The decompressor: part 2

Your decompressor is already able to handle a subset of the Zstandard file format. However, it does not yet take advantage of the most efficient compression techniques used by the standard.

Zstandard utilizes two efficient compressors: Huffman codes and FSE.

  • Huffman codes are used to encode byte-oriented sequences with \(2^8\) possible output symbols. These codes are employed in the literals section, which consists of portions of data to be copied to the output stream during decompression.
  • FSE codes are used to encode data with a smaller number of output symbols. They are used for instructions that guide the overall decoding process, known as sequences, as well as coefficients used to initialize the Huffman decoder.

💡 Ensure you understand fully the Huffman and FSE examples, and that you obtain the same result while decoding the bit strings by hand.

Huffman code

The Huffman code is a prefix code. Bits are read one-by-one. Either the current sequence of bits designates a symbol to add to the output (for example a byte), or it is incomplete and more bits need to be read. Most frequent symbols get assigned shorter bit sequences, while less frequent symbols get assigned longer bit sequences. Once a symbol has been decoded, the decoder restarts from scratch and handles the next input bits.

Of course, no bit sequence for a symbol may correspond to the prefix of another bit sequence.

Practical Huffman code example

For example, if we only had 3 symbols A, B and C in our ouput, and B is more frequent than A and C, Huffman coding could use a dictionary such as:

Input bitsOutput symbol
00A
01C
1B

The input bit sequence 10010111 would get parsed as 1_00_1_01_1_1 and decoded as BABCBB. 8 input bits decode as 6 output symbols, taking approximately 1.33 bit by symbol.

Note that while B is represented as a single 1, all other bit sequences start with 0. No ambiguity can arise while adding bits as needed. The table can be represented as a prefix tree:

Huffman tree representation

In Zstandard, longer prefixes start with zeroes and shorter prefixes with ones. Also, for the same prefix width, symbols are ordered, which is why A uses 00 because it comes before C at 01.

FSE code

While the Huffman decoders starts from scratch once a symbol has been emitted, a FSE (finite-state entropy) decoder keeps an internal state. Upon entering a state, the decoder emits an output symbol, then reads a number of input bits to switch to another state, and so on. States are consecutively numbered starting from 0. Each state contains three pieces of information:

  • the output symbol to emit
  • the number of bits to read to determine the next state
  • the base line (a number) to add to the number read from the new bits to get the new state number

A FSE code has an accuracy log (AL) which represents the base 2 logarithm of the number of states. For example, a FSE decoder with 32 states will have an AL of 5, because \(2^5\) is 32. The AL is also the number of bits to read to determine the initial state.

Practical FSE example

Let us assume that we have a FSE table with 4 states. The accuracy log (AL) is 2.

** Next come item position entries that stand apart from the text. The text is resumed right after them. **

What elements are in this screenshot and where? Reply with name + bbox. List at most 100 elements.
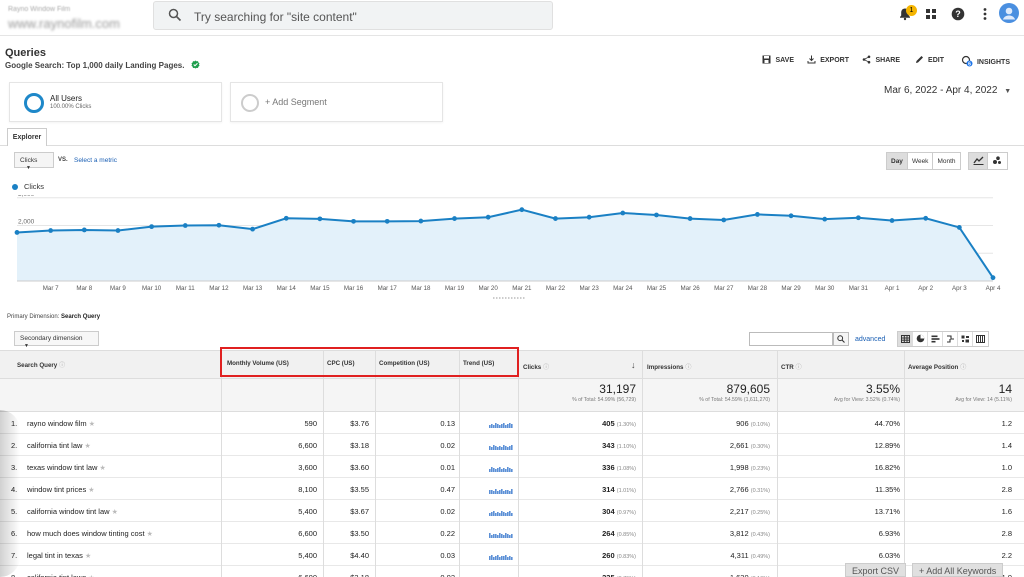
col-impressions[interactable]: Impressions ⓘ [647,362,691,371]
table-row[interactable]: 5.california window tint law ★5,400$3.67… [0,500,1024,522]
query-link[interactable]: california tint laws [27,573,86,577]
search-bar[interactable]: Try searching for "site content" [153,1,553,30]
notification-badge: 1 [906,5,917,16]
segment-all-users[interactable]: All Users 100.00% Clicks [9,82,222,122]
avatar-icon [999,2,1019,28]
help-circle-icon: ⓘ [960,364,967,371]
insights-button[interactable]: 6 INSIGHTS [961,55,1010,69]
trend-bar [491,490,493,494]
comparison-view-button[interactable] [943,332,958,346]
motion-chart-button[interactable] [988,153,1007,169]
x-tick-label: Apr 4 [986,285,1001,292]
query-link[interactable]: how much does window tinting cost [27,529,145,538]
query-link[interactable]: california window tint law [27,507,110,516]
month-button[interactable]: Month [933,153,960,169]
term-cloud-view-button[interactable] [958,332,973,346]
tab-explorer[interactable]: Explorer [7,128,47,146]
export-csv-button[interactable]: Export CSV [845,563,907,577]
x-tick-label: Mar 8 [76,285,92,292]
top-bar: Rayno Window Film www.raynofilm.com Try … [0,0,1024,36]
impressions-cell: 2,766 (0.31%) [730,485,770,494]
metric-selector[interactable]: Clicks ▼ [14,152,54,171]
more-button[interactable] [973,4,997,28]
scroll-edge-shadow [0,410,20,577]
col-average-position[interactable]: Average Position ⓘ [908,362,966,371]
x-tick-label: Apr 2 [918,285,933,292]
data-view-button[interactable] [898,332,913,346]
property-name: www.raynofilm.com [8,16,120,31]
date-range-picker[interactable]: Mar 6, 2022 - Apr 4, 2022 ▼ [884,85,1011,96]
table-row[interactable]: 6.how much does window tinting cost ★6,6… [0,522,1024,544]
week-button[interactable]: Week [907,153,934,169]
export-button[interactable]: EXPORT [807,55,849,66]
position-cell: 2.8 [1001,485,1012,494]
impressions-cell: 2,661 (0.30%) [730,441,770,450]
trend-bar [511,513,513,516]
y-tick-label: 3,000 [18,195,35,198]
edit-button[interactable]: EDIT [915,55,944,66]
table-row[interactable]: 4.window tint prices ★8,100$3.550.47314 … [0,478,1024,500]
day-button[interactable]: Day [887,153,908,169]
pencil-icon [915,55,924,66]
table-row[interactable]: 1.rayno window film ★590$3.760.13405 (1.… [0,412,1024,434]
trend-bar [509,491,511,494]
account-selector[interactable]: Rayno Window Film www.raynofilm.com [8,6,148,31]
trend-bar [493,511,495,516]
data-point [384,218,390,224]
star-icon[interactable]: ★ [100,465,106,472]
query-link[interactable]: legal tint in texas [27,551,83,560]
query-link[interactable]: window tint prices [27,485,86,494]
data-point [418,218,424,224]
position-cell: 1.4 [1001,441,1012,450]
line-chart-button[interactable] [969,153,988,169]
clicks-cell: 260 (0.83%) [602,551,636,560]
trend-bar [505,513,507,516]
star-icon[interactable]: ★ [85,553,91,560]
query-link[interactable]: texas window tint law [27,463,97,472]
notifications-button[interactable]: 1 [893,4,917,28]
data-point [519,207,525,213]
help-button[interactable]: ? [946,4,970,28]
query-link[interactable]: california tint law [27,441,82,450]
select-metric-link[interactable]: Select a metric [74,157,117,164]
trend-bar [503,468,505,472]
save-button[interactable]: SAVE [762,55,794,66]
trend-sparkline [489,423,513,428]
data-point [149,224,155,230]
add-segment-button[interactable]: + Add Segment [230,82,443,122]
clicks-percent: (0.97%) [616,510,636,516]
performance-view-button[interactable] [928,332,943,346]
table-search-button[interactable] [833,332,849,346]
share-button[interactable]: SHARE [862,55,900,66]
col-clicks[interactable]: Clicks ⓘ ↓ [523,360,636,371]
star-icon[interactable]: ★ [147,531,153,538]
query-link[interactable]: rayno window film [27,419,87,428]
account-avatar[interactable] [997,2,1021,28]
table-search-input[interactable] [749,332,833,346]
secondary-dimension-select[interactable]: Secondary dimension ▼ [14,331,99,349]
trend-bar [499,467,501,472]
advanced-filter-link[interactable]: advanced [855,336,885,343]
add-all-keywords-button[interactable]: + Add All Keywords [912,563,1004,577]
primary-dimension-value[interactable]: Search Query [61,314,100,320]
competition-cell: 0.22 [440,529,455,538]
star-icon[interactable]: ★ [89,421,95,428]
trend-sparkline [489,489,513,494]
star-icon[interactable]: ★ [112,509,118,516]
trend-bar [507,490,509,494]
data-point [855,215,861,221]
apps-button[interactable] [919,4,943,28]
star-icon[interactable]: ★ [85,443,91,450]
percentage-view-button[interactable] [913,332,928,346]
table-row[interactable]: 3.texas window tint law ★3,600$3.600.013… [0,456,1024,478]
query-cell: california tint laws ★ [27,573,95,577]
data-point [586,214,592,220]
position-cell: 2.2 [1001,551,1012,560]
col-ctr[interactable]: CTR ⓘ [781,362,802,371]
star-icon[interactable]: ★ [88,487,94,494]
volume-cell: 6,600 [298,573,317,577]
col-search-query[interactable]: Search Query ⓘ [17,360,65,369]
pivot-view-button[interactable] [973,332,988,346]
table-row[interactable]: 2.california tint law ★6,600$3.180.02343… [0,434,1024,456]
competition-cell: 0.02 [440,507,455,516]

StateOutput symbolBase line (BL)Number of bits to read
0A10
1D21
2B01
3A21

Let us decode the 1110000101 bit sequence (11_1_0_0_0_0_1_0_1 for clarity of this example). AL bits are read from the string, giving 11. The initial state is 3 (0b11):

  • Entering state 3 outputs symbol A. 1 bit (1) is added to the BL 2: new state is (0b1 + 2)
  • Entering state 3 outputs symbol A. 1 bit (0) is added to the BL 2: new state is 2 (0b0 + 2).
  • Entering state 2 outputs symbol B. 1 bit (0) is added to the BL 0: new state is 0 (0b0 + 0).
  • Entering state 0 outputs symbol A. 0 bits are read, the new state is the BL 1: new state is 1.
  • Entering state 1 outputs symbol D. 1 bit (0) is added to the BL 2: new state is 2 (0b0 + 2).
  • Entering state 2 outputs symbol B. 1 bit (0) is added to the BL 0: new state is 0 (0b0 + 0).
  • Entering state 0 outputs symbol A. 0 bits are read, the new state is the BL: new state is 1.
  • Entering state 1 outputs symbol D. 1 bit (1) is added to the BL 2: new state is 3 (0b1 + 2).
  • Entering state 3 outputs symbol A. 1 bit (0) is added to the BL 2: new state is 2 (0b0 + 2).
  • Entering state 2 outputs symbol B. 1 bit (1) is added to the BL 0: new state is 1 (0b1 + 0).
  • Entering state 1 outputs symbol D. No 1 bit is available, stopping

The decoded symbol sequence is AABADBADABD. One may note that:

  • One state may encode more than one output symbols, since the number of bits to read to get to the following state may be 0.
  • Contrary to a Huffman code, some symbols need less than one bit in the compressed representation. Indeed, here we have a 10 bits input string decoding into a 11 symbols output, that is approximately 0.9 bit per symbol.
  • Several states may encode the same symbol (states 0 and 3 both emit A).